Солдаты были в добром, благодушном настроении после сытного ужина и поэтому дружно взялись шутить над Умрихиным — представился редкий и удобный случай дать ему сдачу за его постоянные шутки.

— Какое у него терпение? Откуда взялось?

— Он терпелив с ложкой в руках!

— Эх, Иван, Иван! — вздохнул Петро, и все замолчали, ожидая особенно крупной сдачи. — И правда, зря я выпросил у повара ту добавку. Ну, ничего! Завтра як буду получать обед, то и скажу повару: "Забери, дядько, из его котелка назад полчерпака; сознаюсь, дядько, зря выпросил вчера!"

Иван Умрихин, молча сносивший все уколы, выжидая удобного случая для контратаки, вдруг посмотрел на Семиглаза и сказал серьезно:

— Ты, смотри, дурная голова, на самом деле не сделай так! У тебя ума хватит!

Изба дрогнула от хохота.

XIX

Как горные ручьи, то шумя, то стихая, без конца меняя путь, весь вечер текли солдатские разговоры. В одной группе говорили о том, как бы теперь, не будь войны, хорошо жилось и работалось; в другой — о том, что делается сейчас в тылу для победы над врагом; в третьей — о том, что происходит сейчас в родных краях, где хозяйничают ненавистные захватчики… Там и сям слышались тяжелые вздохи. Из рук в руки переходили фотографии и письма.

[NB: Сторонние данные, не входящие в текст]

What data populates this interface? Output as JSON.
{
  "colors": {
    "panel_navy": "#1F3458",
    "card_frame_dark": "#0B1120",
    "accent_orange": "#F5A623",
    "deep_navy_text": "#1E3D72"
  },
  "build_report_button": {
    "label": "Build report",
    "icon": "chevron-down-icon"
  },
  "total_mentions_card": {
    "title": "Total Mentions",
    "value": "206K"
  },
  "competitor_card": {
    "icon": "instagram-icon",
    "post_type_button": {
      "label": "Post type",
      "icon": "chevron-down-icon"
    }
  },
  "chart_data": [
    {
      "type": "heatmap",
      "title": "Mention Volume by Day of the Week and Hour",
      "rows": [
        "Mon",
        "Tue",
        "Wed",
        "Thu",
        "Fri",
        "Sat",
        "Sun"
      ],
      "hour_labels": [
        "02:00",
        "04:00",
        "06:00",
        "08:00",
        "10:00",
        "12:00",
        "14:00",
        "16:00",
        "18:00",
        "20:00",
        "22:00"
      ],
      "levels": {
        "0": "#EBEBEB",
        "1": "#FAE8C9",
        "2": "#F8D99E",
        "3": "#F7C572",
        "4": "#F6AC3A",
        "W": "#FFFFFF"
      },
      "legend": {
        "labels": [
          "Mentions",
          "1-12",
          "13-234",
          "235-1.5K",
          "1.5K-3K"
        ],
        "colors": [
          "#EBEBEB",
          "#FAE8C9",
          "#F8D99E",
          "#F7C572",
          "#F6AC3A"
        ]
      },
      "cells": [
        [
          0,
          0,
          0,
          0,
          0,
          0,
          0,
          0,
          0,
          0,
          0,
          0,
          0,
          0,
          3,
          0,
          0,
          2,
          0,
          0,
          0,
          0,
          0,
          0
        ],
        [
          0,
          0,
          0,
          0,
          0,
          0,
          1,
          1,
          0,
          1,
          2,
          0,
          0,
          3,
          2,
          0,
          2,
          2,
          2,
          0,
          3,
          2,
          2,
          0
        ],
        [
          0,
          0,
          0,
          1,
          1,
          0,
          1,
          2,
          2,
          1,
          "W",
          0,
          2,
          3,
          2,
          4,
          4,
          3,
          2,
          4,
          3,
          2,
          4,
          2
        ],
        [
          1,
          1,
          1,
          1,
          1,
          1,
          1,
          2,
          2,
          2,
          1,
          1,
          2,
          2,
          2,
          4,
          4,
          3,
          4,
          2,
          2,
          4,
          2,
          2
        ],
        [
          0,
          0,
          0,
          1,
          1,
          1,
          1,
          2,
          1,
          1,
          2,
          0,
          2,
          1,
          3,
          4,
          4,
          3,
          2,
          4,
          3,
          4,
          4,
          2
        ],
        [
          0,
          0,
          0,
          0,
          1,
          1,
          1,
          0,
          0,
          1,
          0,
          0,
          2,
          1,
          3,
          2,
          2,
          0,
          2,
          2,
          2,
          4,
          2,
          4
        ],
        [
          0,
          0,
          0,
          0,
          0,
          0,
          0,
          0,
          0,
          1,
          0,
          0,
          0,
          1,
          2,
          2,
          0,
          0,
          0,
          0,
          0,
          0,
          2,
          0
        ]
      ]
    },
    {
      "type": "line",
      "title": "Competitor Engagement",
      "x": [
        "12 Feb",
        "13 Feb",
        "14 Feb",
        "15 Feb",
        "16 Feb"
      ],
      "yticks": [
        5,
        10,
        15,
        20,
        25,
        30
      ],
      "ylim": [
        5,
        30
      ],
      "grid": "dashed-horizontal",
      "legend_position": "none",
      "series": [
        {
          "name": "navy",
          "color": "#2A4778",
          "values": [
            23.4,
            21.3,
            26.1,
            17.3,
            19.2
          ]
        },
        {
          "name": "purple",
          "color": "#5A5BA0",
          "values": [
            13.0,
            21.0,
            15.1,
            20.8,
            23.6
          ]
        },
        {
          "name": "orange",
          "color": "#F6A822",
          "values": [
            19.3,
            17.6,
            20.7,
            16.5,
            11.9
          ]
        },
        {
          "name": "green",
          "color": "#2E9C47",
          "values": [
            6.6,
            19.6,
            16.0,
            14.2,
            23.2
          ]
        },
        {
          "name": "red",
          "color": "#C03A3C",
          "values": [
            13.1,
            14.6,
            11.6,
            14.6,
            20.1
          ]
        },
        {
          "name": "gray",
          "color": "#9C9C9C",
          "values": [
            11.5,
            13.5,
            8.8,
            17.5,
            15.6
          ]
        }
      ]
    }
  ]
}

В эти минуты один солдат из второго отделения, вытянувшись на соломе у печки и смотря уныло в потолок, внезапно запел, переделав на свой лад старинную грустную песню. Он пел тихо, не спеша, будто стараясь, чтобы каждое слово песни унесло из его души как можно больше горечи и тоски:

Прощай, ра-а-адость, жизнь моя,

Ты осталась без меня-я-я…

Но горечи и тоски, должно быть, слишком много было в его душе. Он не выдержал и заговорил быстро, строго:

Знать, один должон скитаться,

Тебя мне больше не вида-а-ать!

И вдруг, передохнув, со всей силой бросил вверх слова:

Тем-на… но-о-оченька-а-а!…

И тут же откровенно пожаловался однополчанам:

Ой, да не спи-ится,

Ой, да не спи-ится мне!

Петро Семиглаз наклонился к Кудеярову.

— Хм, спивае… Голосист!

— А шо?

— Убьют его…

— Як убьют?

— Боится, а такие недолго воюют…

Умрихин пододвинулся к Андрею, зашептал:

— Завтра, пожалуй, опять бой…

— Почему так думаешь?

— А вон, видишь, как предчувствует…

Солдат лежал молча, с закрытыми глазами, будто прислушиваясь, куда уносит его песню. Многие уже решили было, что солдат забыл ее продолжение, но он вновь запел:

Эх, тала-ан, мой тала-ан,

Участь горь-кая моя-я-а…

Уроди-илось мое го-оре,

Полынь-горькою траво-о-ой…

И опять точно застонало сердце:

Темна… ноченька-а-а!…

Ой, да не спится-а,

Ух, да не спится мне!

Андрей приподнялся на лавке, крикнул:

— Эй ты, соловей залетный, поешь ты здорово, а когда молчишь — того лучше. Что ты на всех нагоняешь тоску? Что ты, в самом деле, нюни распустил?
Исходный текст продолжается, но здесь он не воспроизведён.